Considering the seemingly higher prevalence of KIPyV in our population (8%), immunocompromised patients may be more susceptible to this PyV, as they are to JC and BK viruses (13–15). Results from previous reports suggest a similar frequency of both KIPyV and WUPyV infections being found in respiratory specimens, ranging from 1% to 3%. In contrast, in our series, we found a likely difference between the prevalence of KIPyV (8%) and WUPyV (1%), which suggests that the replication or reactivation of the 2 viruses in the respiratory tract may differ between immunocompromised and immunocompetent patients. However, this difference requires further investigation, in particular, by using similar real-time PCR assays. Notably, a significantly higher prevalence of KIPyV infection was found among HSCT patients, which suggests that a profound T-cell deficiency may be a factor in facilitating KIPyV replication.
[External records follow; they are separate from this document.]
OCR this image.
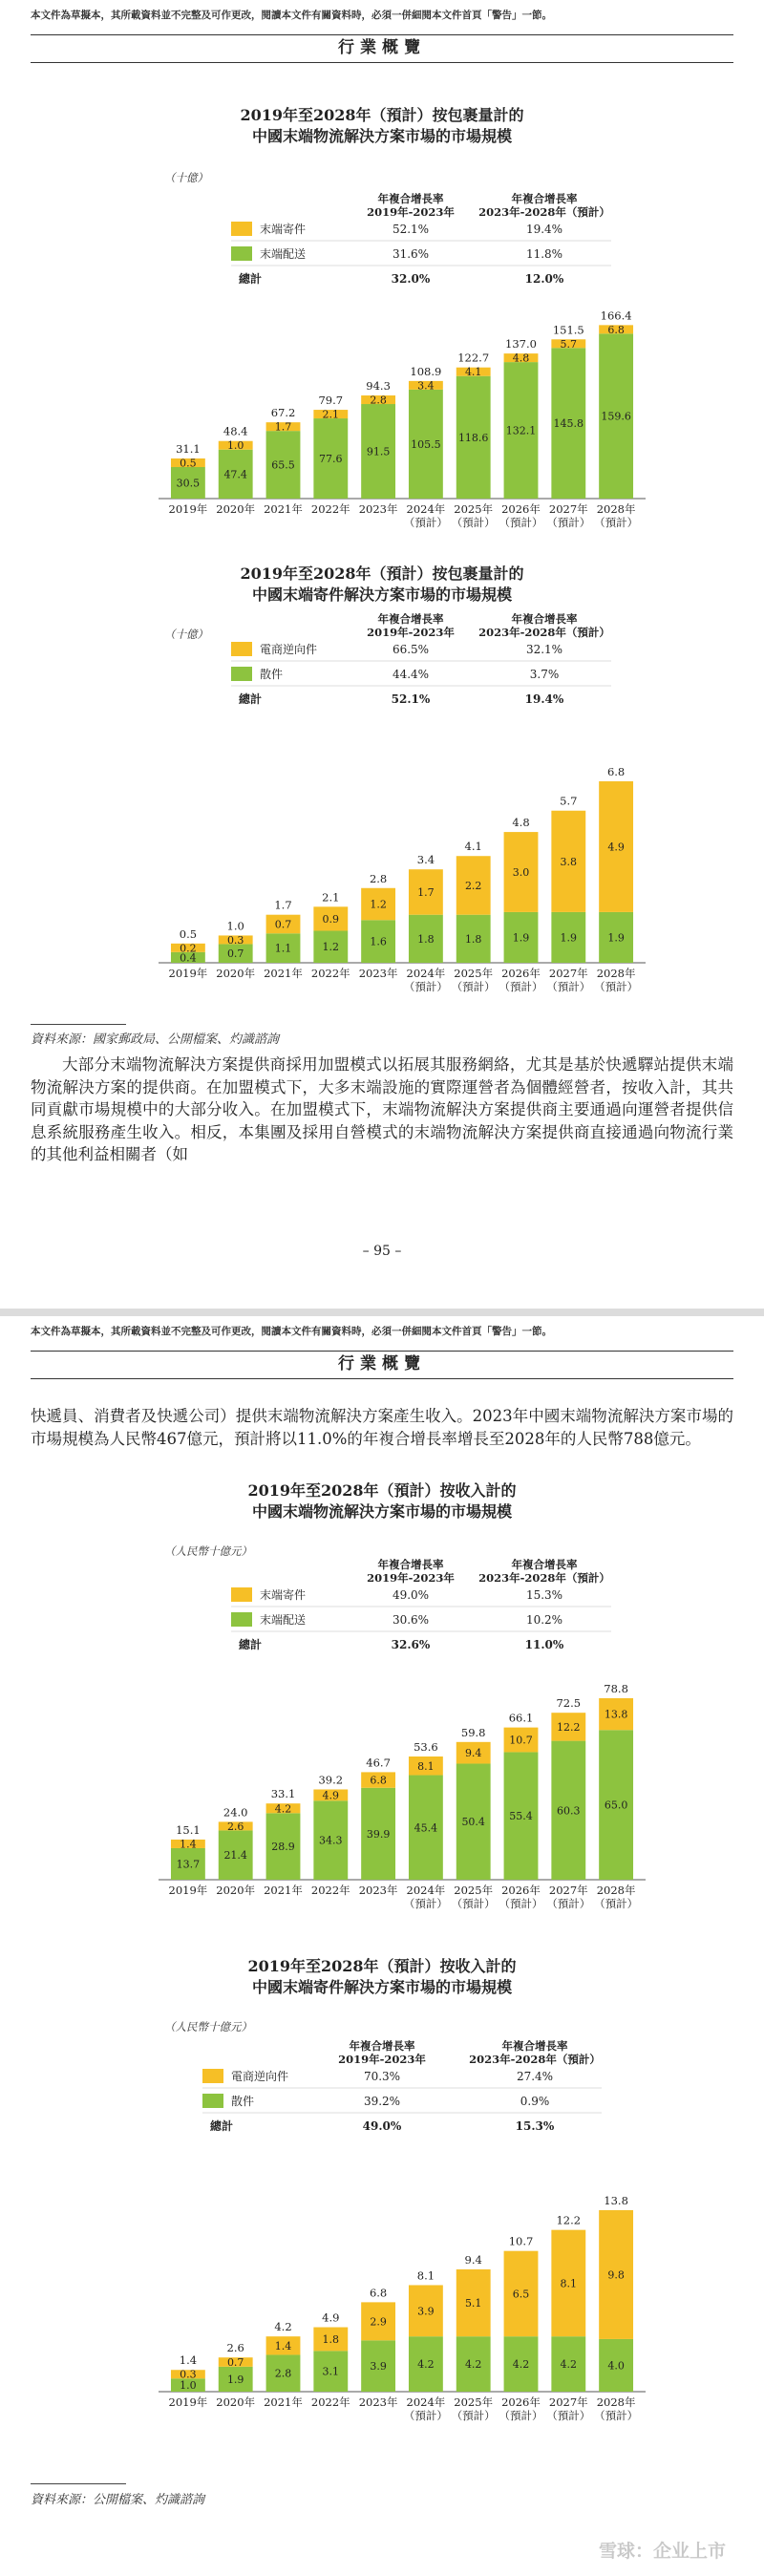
本文件為草擬本，其所載資料並不完整及可作更改，閱讀本文件有關資料時，必須一併細閱本文件首頁「警告」一節。
行業概覽
2019年至2028年（預計）按包裹量計的
中國末端物流解決方案市場的市場規模
（十億）
年複合增長率
2019年-2023年
年複合增長率
2023年-2028年（預計）
末端寄件	52.1%	19.4%
末端配送	31.6%	11.8%
總計	32.0%	12.0%
30.5
0.5
31.1
2019年
47.4
1.0
48.4
2020年
65.5
1.7
67.2
2021年
77.6
2.1
79.7
2022年
91.5
2.8
94.3
2023年
105.5
3.4
108.9
2024年
（預計）
118.6
4.1
122.7
2025年
（預計）
132.1
4.8
137.0
2026年
（預計）
145.8
5.7
151.5
2027年
（預計）
159.6
6.8
166.4
2028年
（預計）
2019年至2028年（預計）按包裹量計的
中國末端寄件解決方案市場的市場規模
（十億）
年複合增長率
2019年-2023年
年複合增長率
2023年-2028年（預計）
電商逆向件	66.5%	32.1%
散件	44.4%	3.7%
總計	52.1%	19.4%
0.4
0.2
0.5
2019年
0.7
0.3
1.0
2020年
1.1
0.7
1.7
2021年
1.2
0.9
2.1
2022年
1.6
1.2
2.8
2023年
1.8
1.7
3.4
2024年
（預計）
1.8
2.2
4.1
2025年
（預計）
1.9
3.0
4.8
2026年
（預計）
1.9
3.8
5.7
2027年
（預計）
1.9
4.9
6.8
2028年
（預計）
資料來源：國家郵政局、公開檔案、灼識諮詢
大部分末端物流解決方案提供商採用加盟模式以拓展其服務網絡，尤其是基於快遞驛站提供末端物流解決方案的提供商。在加盟模式下，大多末端設施的實際運營者為個體經營者，按收入計，其共同貢獻市場規模中的大部分收入。在加盟模式下，末端物流解決方案提供商主要通過向運營者提供信息系統服務產生收入。相反，本集團及採用自營模式的末端物流解決方案提供商直接通過向物流行業的其他利益相關者（如
– 95 –
本文件為草擬本，其所載資料並不完整及可作更改，閱讀本文件有關資料時，必須一併細閱本文件首頁「警告」一節。
行業概覽
快遞員、消費者及快遞公司）提供末端物流解決方案產生收入。2023年中國末端物流解決方案市場的市場規模為人民幣467億元，預計將以11.0%的年複合增長率增長至2028年的人民幣788億元。
2019年至2028年（預計）按收入計的
中國末端物流解決方案市場的市場規模
（人民幣十億元）
年複合增長率
2019年-2023年
年複合增長率
2023年-2028年（預計）
末端寄件	49.0%	15.3%
末端配送	30.6%	10.2%
總計	32.6%	11.0%
13.7
1.4
15.1
2019年
21.4
2.6
24.0
2020年
28.9
4.2
33.1
2021年
34.3
4.9
39.2
2022年
39.9
6.8
46.7
2023年
45.4
8.1
53.6
2024年
（預計）
50.4
9.4
59.8
2025年
（預計）
55.4
10.7
66.1
2026年
（預計）
60.3
12.2
72.5
2027年
（預計）
65.0
13.8
78.8
2028年
（預計）
2019年至2028年（預計）按收入計的
中國末端寄件解決方案市場的市場規模
（人民幣十億元）
年複合增長率
2019年-2023年
年複合增長率
2023年-2028年（預計）
電商逆向件	70.3%	27.4%
散件	39.2%	0.9%
總計	49.0%	15.3%
1.0
0.3
1.4
2019年
1.9
0.7
2.6
2020年
2.8
1.4
4.2
2021年
3.1
1.8
4.9
2022年
3.9
2.9
6.8
2023年
4.2
3.9
8.1
2024年
（預計）
4.2
5.1
9.4
2025年
（預計）
4.2
6.5
10.7
2026年
（預計）
4.2
8.1
12.2
2027年
（預計）
4.0
9.8
13.8
2028年
（預計）
資料來源：公開檔案、灼識諮詢
雪球：企业上市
As reported in other populations, our patients who yielded positive specimens for KIPyV or WUPyV had conditions ranging from a common cold to acute respiratory distress that required invasive ventilation. Respiratory co-infections, observed in other studies, had likely accounted for at least some clinical features. In the 7 of our patients in whom KIPyV was the sole pathogen detected in the respiratory tract, despite comprehensive screening for viruses, bacteria, parasites, and fungi, clinical and radiographic patterns were varied. Some of the patients had only upper respiratory tract infections, notably sinusitis, whereas others had lung parenchyma abnormalities as defined by computed tomographic scan imaging. However, due to the retrospective nature of the study, and therefore the lack of a control group of immunocompromised patients without respiratory symptoms, the association of KIPyV infection with the occurrence of respiratory disease cannot be stated definitively.

In conclusion, the seemingly higher frequency of KIPyV shedding in immunocompromised patients (as observed with other PyVs) and the detection of KIPyV as a single pathogen in respiratory disease (e.g., as cytomegalovirus recurrence can lead to pneumonia in immunocompromised patients) together support a reactivation hypothesis. Nevertheless, a reinfection hypothesis cannot be excluded due to immunocompromised patients’ increased risk of acquiring viral infection from exogenous sources

Controlled prospective studies of KIPyV shedding before and during immunosuppression will help determine the pathogenic role of this virus. The clinical implication of KIPyV detection in stools and the mechanisms underlying the concomitant presence in gastrointestinal and respiratory tracts also deserve further analysis.